Report from the northern border - 20 years later
Report from the northern border - 20 years later
Kobi Richter/TPS

This coming Sunday will mark 20 years since the IDF's withdrawal from Lebanon and the reality on Israel's northern border remains fragile at best.

A view from the Israeli-Lebanese border reveals only intermittent parts of a security fence, most of which was constructed all the way back in 1976 and is of almost no strategic use to the Israeli army. One of the reasons for this is the 150 kilometer span making up the border from Rosh Hanikra in the West to Har Dov in the East.

We were reminded of the fence's irrelevance just three weeks ago when it took someone on the other side just a minute and a half to cut it in three separate locations. While the IDF was quick to emphasize that the incident never posed significant danger to any of the nearby towns, and an IDF force arrived almost immediately, the incident reminded everyone just how useful a real fence could be.

צבא לבנון בגבול הצפון
צילום: קובי ריכטר/TPS

Hezbollah's dreams of 'moral victory'

All this comes as Hezbollah has been making threats of staging a major military operation overrunning the Galilee. Their threats shouldn't be taken too lightly. It's true that at most they would reach the first line of houses, hoist a Hezbollah flag on one of the buildings and beat an escape. But this murderous terrorist organization is far from suicidal despite all they say. Making it through the first line of defense and escaping relatively unscathed would be more than enough to provide them a significant moral victory.

The IDF has been able to determine that all of Hezbollah's tunnels on the northern border have been successfully destroyed and there are currently no more projects in the makings. They're also aware of the fact that every third house on the border is being used by Hezbollah. All this makes it difficult to explain to the public why Israel isn't launching a preemptive strike to destroy the threat before it has a chance to propagate. The IDF's usual response is that "the reality is more complex than what it appears to be."

Looking at the recent sequence of events along the border reveals a plethora of incidents (such as drug smuggling and crossing of illegal Sudanese), indicating that the IDF may be losing control on the ground. As a result, Israel is in the process of assessing the situation and deploying additional units to the area. In the last incident, a seemingly innocent shepherd crossed the Blue Line. But some distance behind him, a Hezbollah operative armed with a monitoring device was following the action. This is Hezbollah's way of obtaining crucial intelligence and testing the IDF's preparedness.

'Axis of Evil'

Another troubling aspect of the situation is Syria's technological advances in the military sphere alongside Assad's continued cooperation with Hezbollah. The "axis of evil" between Iran, Syria, and Hezbollah poses a threat.

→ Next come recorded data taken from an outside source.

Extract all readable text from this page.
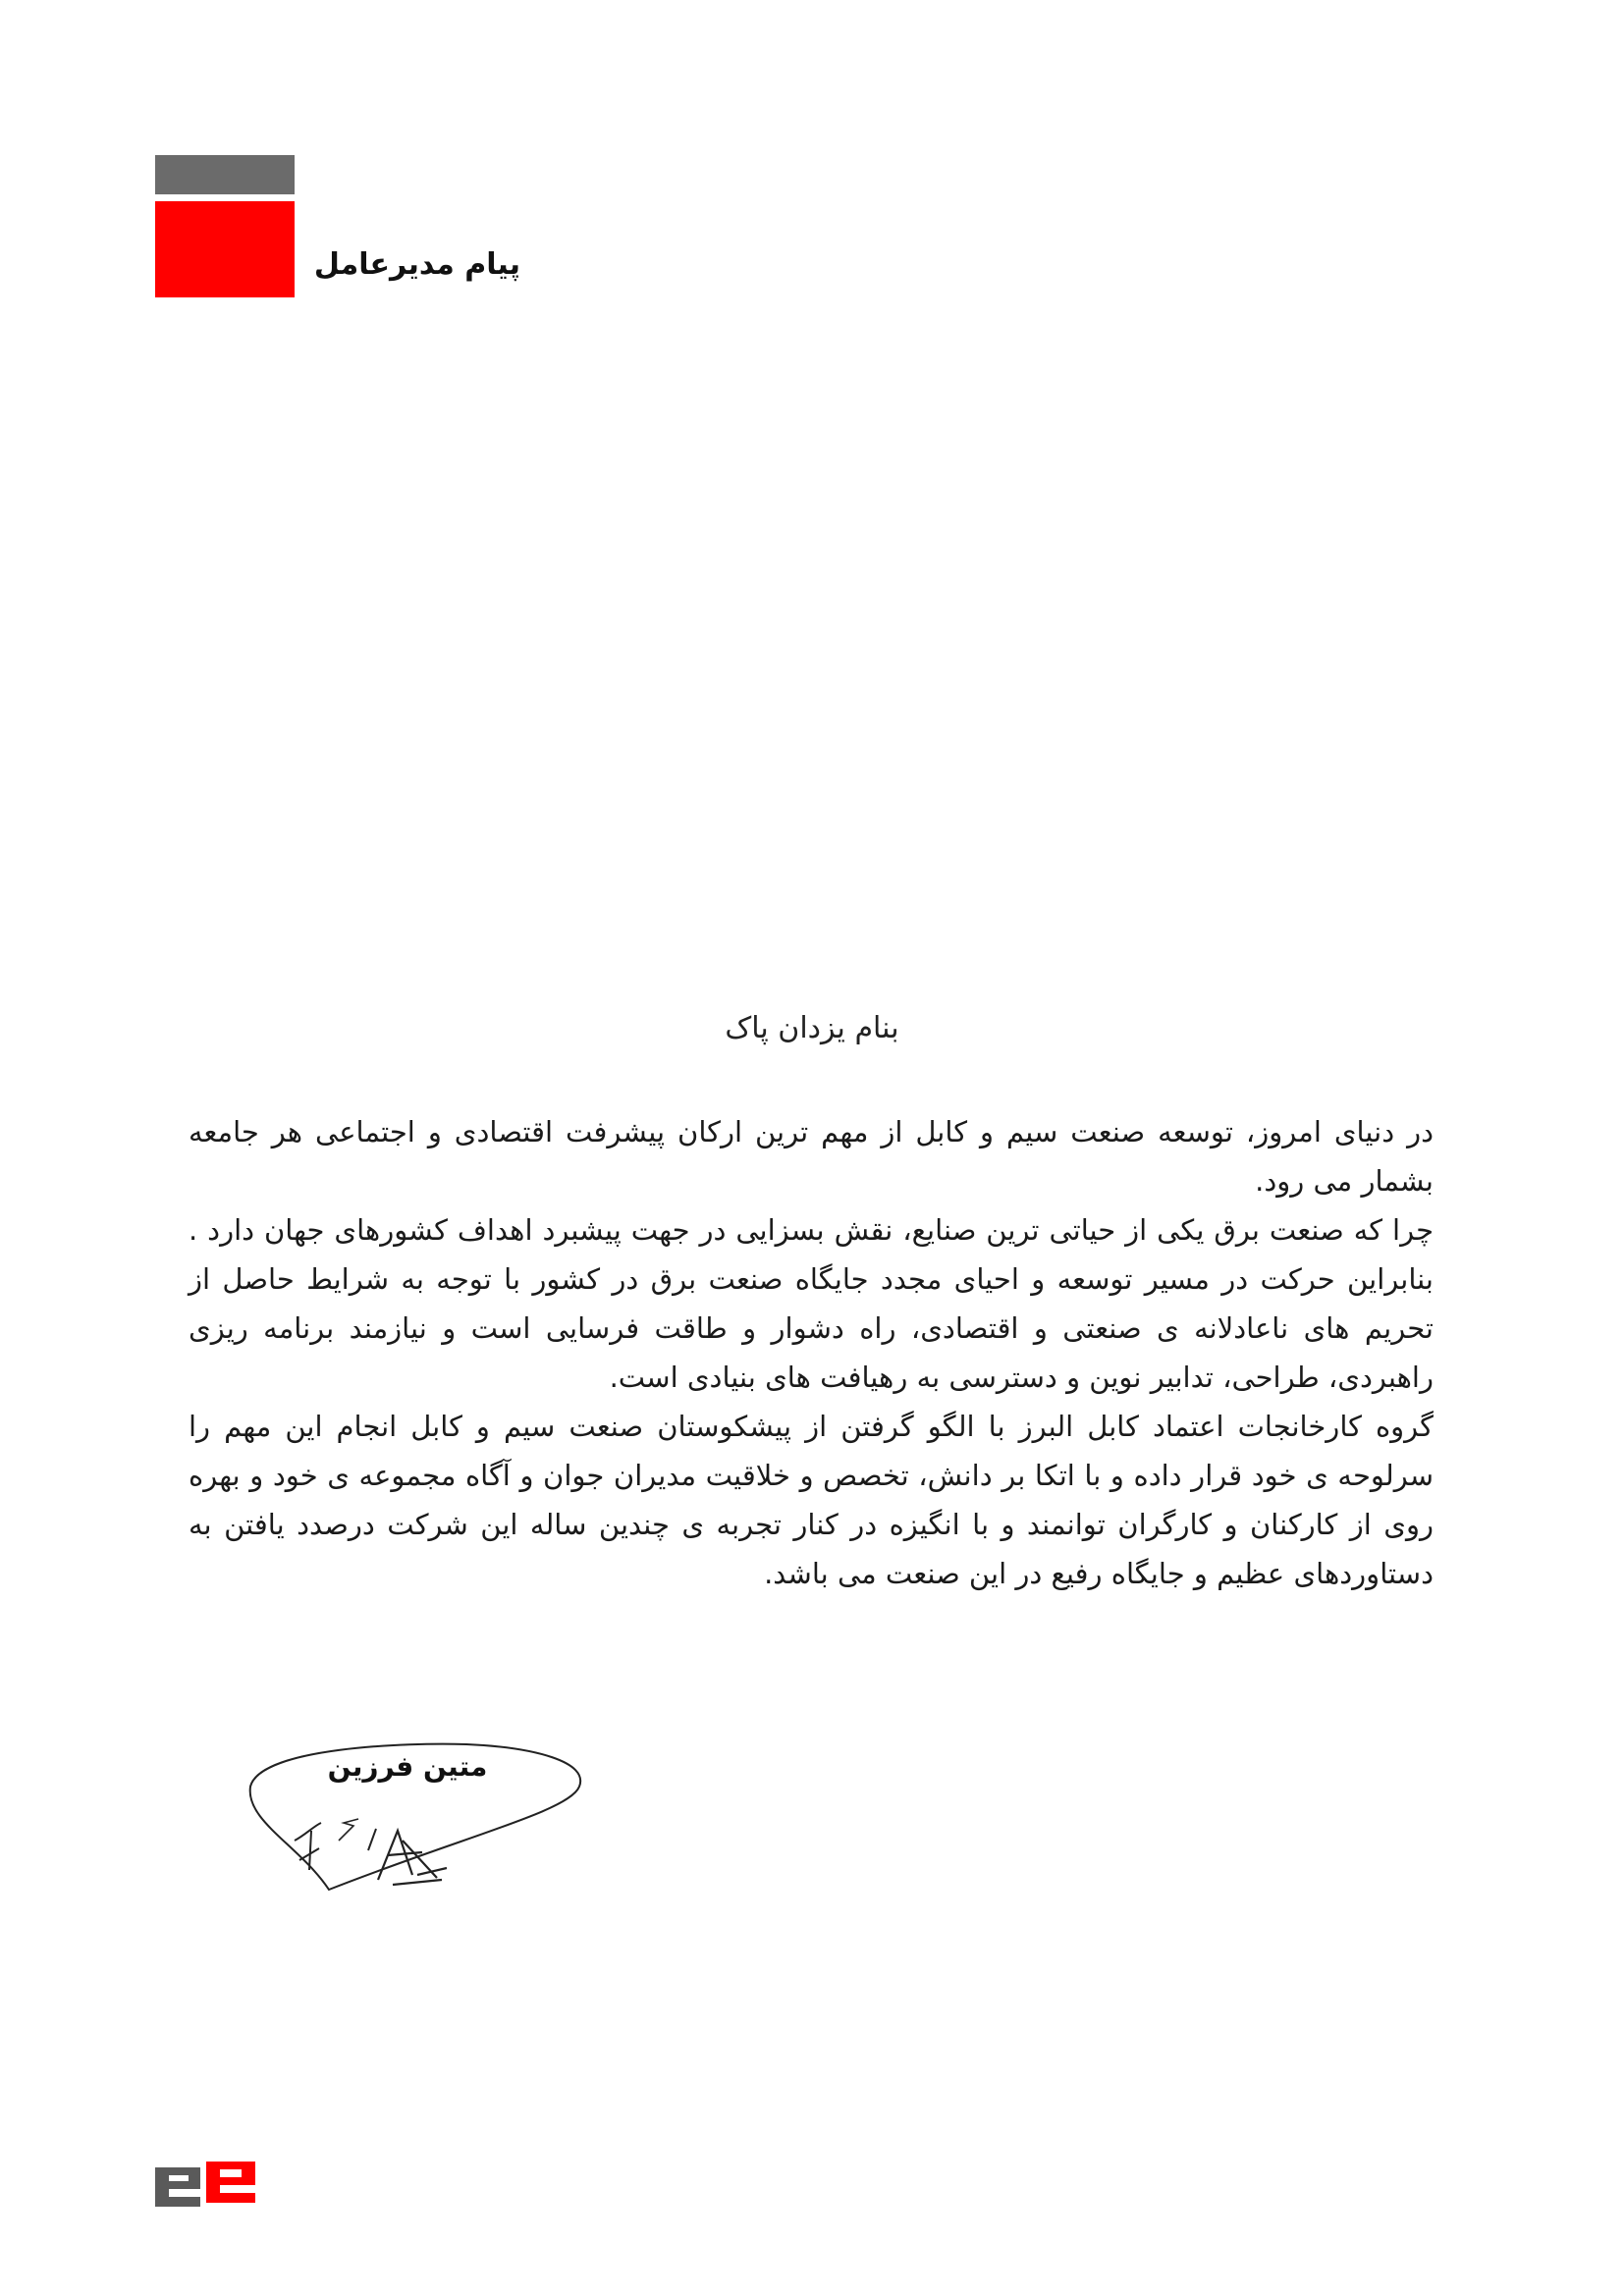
پیام مدیرعامل
بنام یزدان پاک

در دنیای امروز، توسعه صنعت سیم و کابل از مهم ترین ارکان پیشرفت اقتصادی و اجتماعی هر جامعه بشمار می رود.

چرا که صنعت برق یکی از حیاتی ترین صنایع، نقش بسزایی در جهت پیشبرد اهداف کشورهای جهان دارد . بنابراین حرکت در مسیر توسعه و احیای مجدد جایگاه صنعت برق در کشور با توجه به شرایط حاصل از تحریم های ناعادلانه ی صنعتی و اقتصادی، راه دشوار و طاقت فرسایی است و نیازمند برنامه ریزی راهبردی، طراحی، تدابیر نوین و دسترسی به رهیافت های بنیادی است.

گروه کارخانجات اعتماد کابل البرز با الگو گرفتن از پیشکوستان صنعت سیم و کابل انجام این مهم را سرلوحه ی خود قرار داده و با اتکا بر دانش، تخصص و خلاقیت مدیران جوان و آگاه مجموعه ی خود و بهره روی از کارکنان و کارگران توانمند و با انگیزه در کنار تجربه ی چندین ساله این شرکت درصدد یافتن به دستاوردهای عظیم و جایگاه رفیع در این صنعت می باشد.

متین فرزین
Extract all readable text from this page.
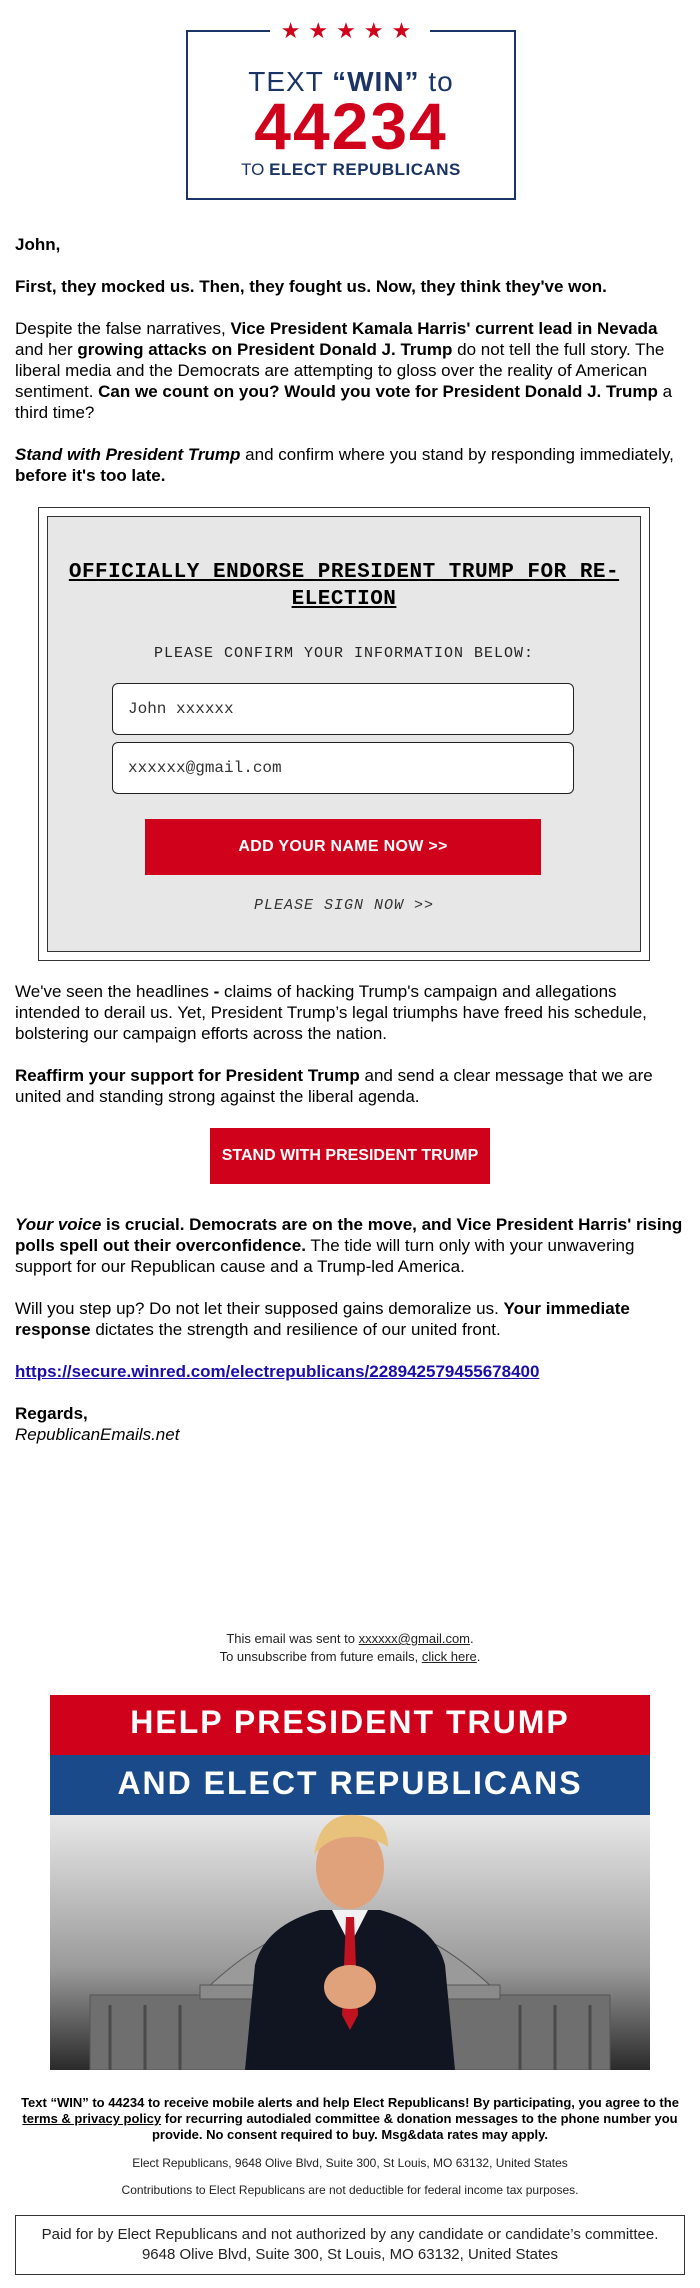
TEXT “WIN” to
44234
TO ELECT REPUBLICANS
★★★★★

John,

First, they mocked us. Then, they fought us. Now, they think they've won.

Despite the false narratives, Vice President Kamala Harris' current lead in Nevada and her growing attacks on President Donald J. Trump do not tell the full story. The liberal media and the Democrats are attempting to gloss over the reality of American sentiment. Can we count on you? Would you vote for President Donald J. Trump a third time?

Stand with President Trump and confirm where you stand by responding immediately, before it's too late.

OFFICIALLY ENDORSE PRESIDENT TRUMP FOR RE-ELECTION
PLEASE CONFIRM YOUR INFORMATION BELOW:
John xxxxxx
xxxxxx@gmail.com
ADD YOUR NAME NOW >>
PLEASE SIGN NOW >>

We've seen the headlines - claims of hacking Trump's campaign and allegations intended to derail us. Yet, President Trump’s legal triumphs have freed his schedule, bolstering our campaign efforts across the nation.

Reaffirm your support for President Trump and send a clear message that we are united and standing strong against the liberal agenda.

STAND WITH PRESIDENT TRUMP

Your voice is crucial. Democrats are on the move, and Vice President Harris' rising polls spell out their overconfidence. The tide will turn only with your unwavering support for our Republican cause and a Trump-led America.

Will you step up? Do not let their supposed gains demoralize us. Your immediate response dictates the strength and resilience of our united front.

https://secure.winred.com/electrepublicans/228942579455678400

Regards,
RepublicanEmails.net

This email was sent to xxxxxx@gmail.com.
To unsubscribe from future emails, click here.
HELP PRESIDENT TRUMP
AND ELECT REPUBLICANS
Text “WIN” to 44234 to receive mobile alerts and help Elect Republicans! By participating, you agree to the terms & privacy policy for recurring autodialed committee & donation messages to the phone number you provide. No consent required to buy. Msg&data rates may apply.
Elect Republicans, 9648 Olive Blvd, Suite 300, St Louis, MO 63132, United States
Contributions to Elect Republicans are not deductible for federal income tax purposes.
Paid for by Elect Republicans and not authorized by any candidate or candidate’s committee. 9648 Olive Blvd, Suite 300, St Louis, MO 63132, United States
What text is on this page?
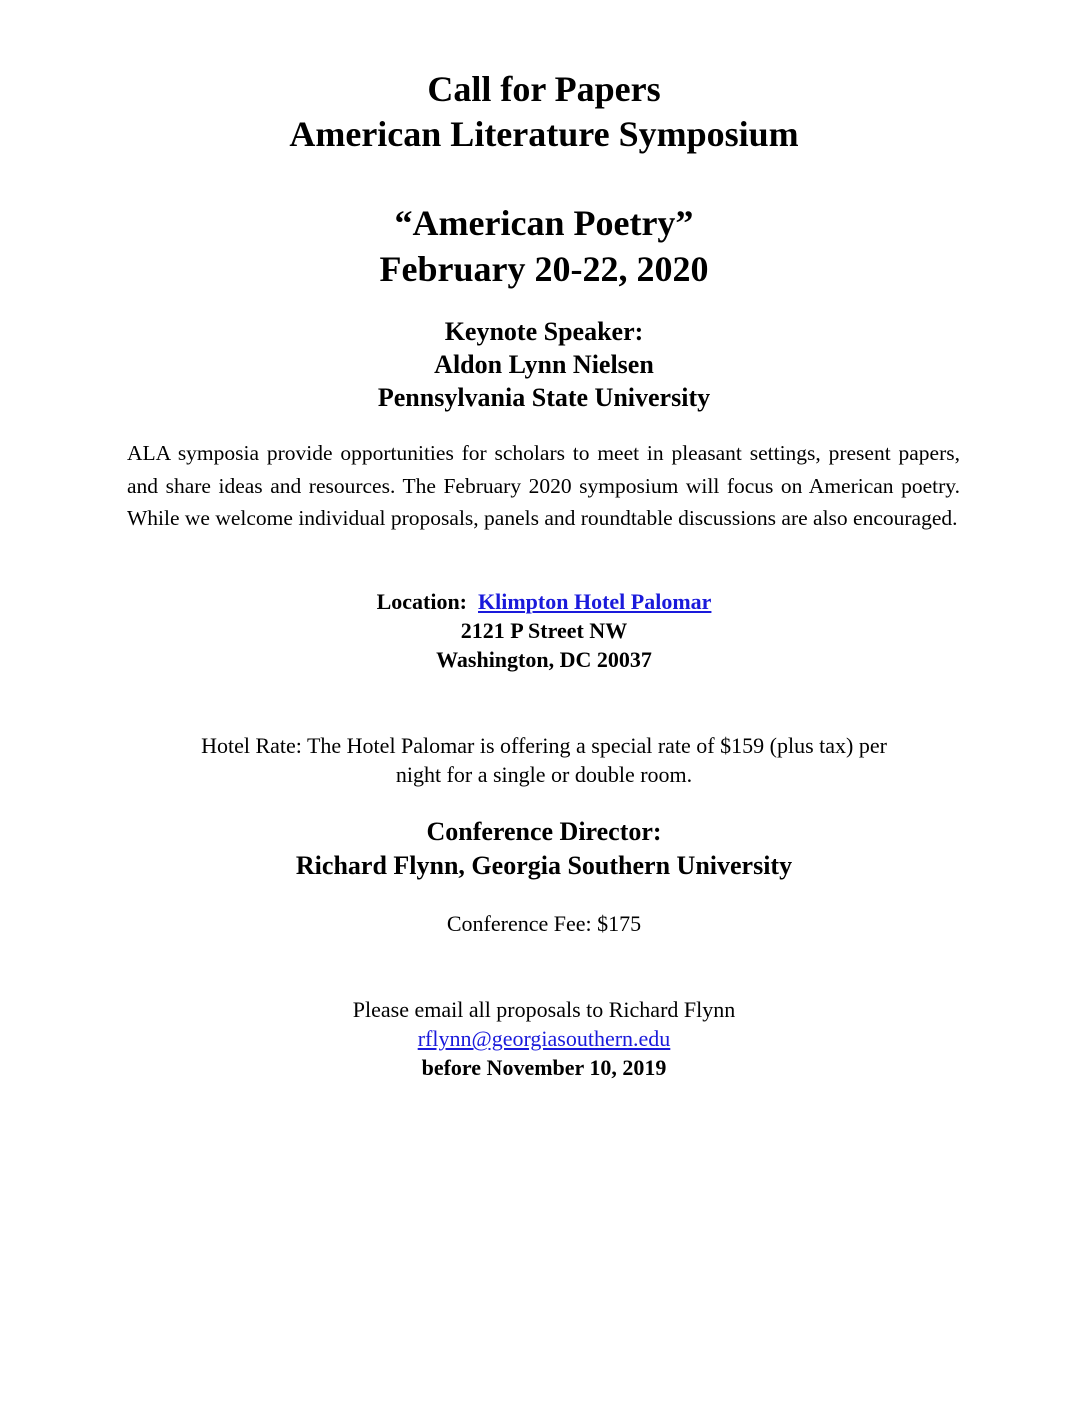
Call for Papers
American Literature Symposium
“American Poetry”
February 20-22, 2020
Keynote Speaker:
Aldon Lynn Nielsen
Pennsylvania State University
ALA symposia provide opportunities for scholars to meet in pleasant settings, present papers, and share ideas and resources. The February 2020 symposium will focus on American poetry. While we welcome individual proposals, panels and roundtable discussions are also encouraged.
Location: Klimpton Hotel Palomar
2121 P Street NW
Washington, DC 20037
Hotel Rate: The Hotel Palomar is offering a special rate of $159 (plus tax) per
night for a single or double room.
Conference Director:
Richard Flynn, Georgia Southern University
Conference Fee: $175
Please email all proposals to Richard Flynn
rflynn@georgiasouthern.edu
before November 10, 2019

While Israel has Israel profitted from the eternal hatred between Assad's Alewites and Sunnis, now that a settlement has been reached in the fighting in Idlib, the Syrian army may gradually be able to return to its prior strength.

When it comes to Iran, no one has been able to fill Qassem Soleimani's shoes after he was eliminated by the Americans. With the coronavirus killing dozens on a daily basis and the local population on the verge of another coup, the terror-supporting state has found itself in the midst of its biggest crisis since the Islamic Revolution 41 years ago. Add to this the economic instability that has plagued it since President Trump put an end to the Nuclear Deal and imposed heavy sanctions and you'll get a clear picture of the geo-political situation in Iran. In the meantime, Hezbollah leader Hassan Nasrallah has been gaining additional leverage.

Next war?

All of this presents a challenge, especially with Lebanon on the verge of state bankruptcy.

A Lebanese journalist recently offered a comparison with Israel. It turns out that Lebanon's GDP is $360 compared to Israel's $3,600. Human dignity in Lebanon is meaningless. The question remains: Will all this prevent another war or speed up the next encounter?